Have you considered the Beavertail? I have one of those on my 16' river skiff and it's been great, just required a bit of customization (it's really designed for jon type aluminum boats you see most waterfowl hunters have). Definitely well made. I thought about trying to avoid spending some $500 on something like this buy doing a DIY conduit blind, but just didn't have the time or patience right now.


----------



## warrenwaterfowler (Aug 31, 2007)

No experience with the Banded...but my Northern Flight blind has held up great for almost 10 seasons now
_Posted via Mobile Device_


----------



## duckcommander101 (Jan 14, 2003)

Lamarsh said:


> Have you considered the Beavertail? I have one of those on my 16' river skiff and it's been great, just required a bit of customization (it's really designed for jon type aluminum boats you see most waterfowl hunters have). Definitely well made. I thought about trying to avoid spending some $500 on something like this buy doing a DIY conduit blind, but just didn't have the time or patience right now.


Nothing but great things to say about my Beavertail Blind, 10 seasons of use and it looks good as new.


----------



## Lamarsh (Aug 19, 2014)

duckcommander101 said:


> Nothing but great things to say about my Beavertail Blind, 10 seasons of use and it looks good as new.

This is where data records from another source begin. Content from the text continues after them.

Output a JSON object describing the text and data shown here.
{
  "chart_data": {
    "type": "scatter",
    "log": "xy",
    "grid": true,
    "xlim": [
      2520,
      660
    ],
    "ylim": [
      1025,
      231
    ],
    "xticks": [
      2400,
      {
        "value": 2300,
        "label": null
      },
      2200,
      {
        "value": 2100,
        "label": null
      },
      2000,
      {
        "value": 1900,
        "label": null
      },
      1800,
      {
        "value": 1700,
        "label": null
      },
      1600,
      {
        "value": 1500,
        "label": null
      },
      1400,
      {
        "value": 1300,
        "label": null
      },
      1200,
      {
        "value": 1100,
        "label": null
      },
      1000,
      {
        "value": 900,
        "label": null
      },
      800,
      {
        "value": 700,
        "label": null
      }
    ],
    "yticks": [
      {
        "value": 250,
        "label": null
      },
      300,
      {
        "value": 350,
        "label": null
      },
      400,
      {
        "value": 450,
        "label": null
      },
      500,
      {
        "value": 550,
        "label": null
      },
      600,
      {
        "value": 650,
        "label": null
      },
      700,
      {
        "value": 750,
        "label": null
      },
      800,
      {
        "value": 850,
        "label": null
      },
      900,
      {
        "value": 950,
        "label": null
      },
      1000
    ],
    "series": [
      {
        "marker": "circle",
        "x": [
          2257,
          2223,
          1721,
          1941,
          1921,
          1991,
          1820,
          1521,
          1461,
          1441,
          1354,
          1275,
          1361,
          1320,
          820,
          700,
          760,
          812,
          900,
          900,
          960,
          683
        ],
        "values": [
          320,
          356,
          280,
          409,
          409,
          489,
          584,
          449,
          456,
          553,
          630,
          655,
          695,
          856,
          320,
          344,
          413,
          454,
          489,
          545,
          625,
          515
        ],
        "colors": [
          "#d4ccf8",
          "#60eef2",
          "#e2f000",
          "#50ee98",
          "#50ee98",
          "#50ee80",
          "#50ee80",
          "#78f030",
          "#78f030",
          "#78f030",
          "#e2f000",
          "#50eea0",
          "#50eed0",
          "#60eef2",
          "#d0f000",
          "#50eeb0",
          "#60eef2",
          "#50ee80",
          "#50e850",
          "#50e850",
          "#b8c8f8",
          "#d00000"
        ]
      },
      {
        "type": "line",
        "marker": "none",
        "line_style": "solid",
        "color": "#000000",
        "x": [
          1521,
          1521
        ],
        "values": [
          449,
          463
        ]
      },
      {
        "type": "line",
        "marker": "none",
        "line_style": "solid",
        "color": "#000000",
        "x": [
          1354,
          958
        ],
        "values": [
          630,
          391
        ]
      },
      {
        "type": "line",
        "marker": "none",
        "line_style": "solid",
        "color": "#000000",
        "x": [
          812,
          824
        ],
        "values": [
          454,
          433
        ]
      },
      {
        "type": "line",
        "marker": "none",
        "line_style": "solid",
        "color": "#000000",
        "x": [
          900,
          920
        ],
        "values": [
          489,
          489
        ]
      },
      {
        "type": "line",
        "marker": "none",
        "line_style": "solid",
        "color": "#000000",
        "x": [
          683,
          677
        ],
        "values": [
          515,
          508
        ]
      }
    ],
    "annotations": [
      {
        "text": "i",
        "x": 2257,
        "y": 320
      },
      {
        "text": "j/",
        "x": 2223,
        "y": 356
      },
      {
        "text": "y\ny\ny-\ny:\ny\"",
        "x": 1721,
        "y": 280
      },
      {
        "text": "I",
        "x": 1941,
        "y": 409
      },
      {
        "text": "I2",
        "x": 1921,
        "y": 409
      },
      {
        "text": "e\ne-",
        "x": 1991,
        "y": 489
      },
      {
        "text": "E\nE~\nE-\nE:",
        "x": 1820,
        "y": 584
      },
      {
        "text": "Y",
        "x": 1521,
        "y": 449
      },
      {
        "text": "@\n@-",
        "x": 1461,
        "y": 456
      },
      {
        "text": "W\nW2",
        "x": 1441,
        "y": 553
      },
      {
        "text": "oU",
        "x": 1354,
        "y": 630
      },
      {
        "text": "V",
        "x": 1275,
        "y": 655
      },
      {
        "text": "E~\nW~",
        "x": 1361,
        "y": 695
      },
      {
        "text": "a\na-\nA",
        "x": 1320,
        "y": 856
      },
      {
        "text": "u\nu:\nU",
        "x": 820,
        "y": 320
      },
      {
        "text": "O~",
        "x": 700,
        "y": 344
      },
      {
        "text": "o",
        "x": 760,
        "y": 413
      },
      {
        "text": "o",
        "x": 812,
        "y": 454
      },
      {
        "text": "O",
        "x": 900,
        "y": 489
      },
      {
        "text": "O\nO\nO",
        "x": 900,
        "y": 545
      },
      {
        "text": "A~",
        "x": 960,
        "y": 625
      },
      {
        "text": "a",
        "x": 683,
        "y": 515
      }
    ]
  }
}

That sure is good to know, last season was the first for mine. Just curious, did you rattle can or brush it in at all, or do you hunt with it just how it came?


----------



## craigrh13 (Oct 24, 2011)

Chad Belding uses it. It must be awesome. He is totally awesome.


----------



## thebigwelsh (Apr 1, 2008)

I saw the beavertail blind but prefer the cabelas blind over it. The main reason for the consideration of the banded blind is the sole fact that it has a roof. Banded or Beavertail I would still grass it.


----------



## augerin (Aug 7, 2012)

Have you ever considered making one yourself. Get some 1" emt and an Electrician with a bender and custom build one yourself. You can finish it off with panels made of Fast Grass or Sewn panels from, 

http://ranchosafari.co/?product=mud-buddy-blind-4-6-x-18


Our Blinds fold down for travel (not acting like a sail) and set-up to hunt. With extra panels thrown over the front/back and top we blend in pretty good. Tom


----------



## craigrh13 (Oct 24, 2011)

I seen one of those Chad Belding blinds for sale on FB for $500. For what's it worth.


----------



## thebigwelsh (Apr 1, 2008)

Figured Id bump this again. Saw a popupblind.com the other day. Man oh man was it amazing. The prices was too steep for my blood though. I think im going to go with the banded blind.


----------



## northern michigan boy (Dec 14, 2011)

Beavertail blind best blind on the market hands down


----------



## jabelism (Oct 29, 2011)

I have an Avery and love it so far. I have never been in a banded blind before


----------



## augerin (Aug 7, 2012)

Doesn't anybody want to try and make the blind themselves??


----------



## duckbuster2 (Aug 14, 2008)

The cabelas blind is great I've had one on two different boats.


----------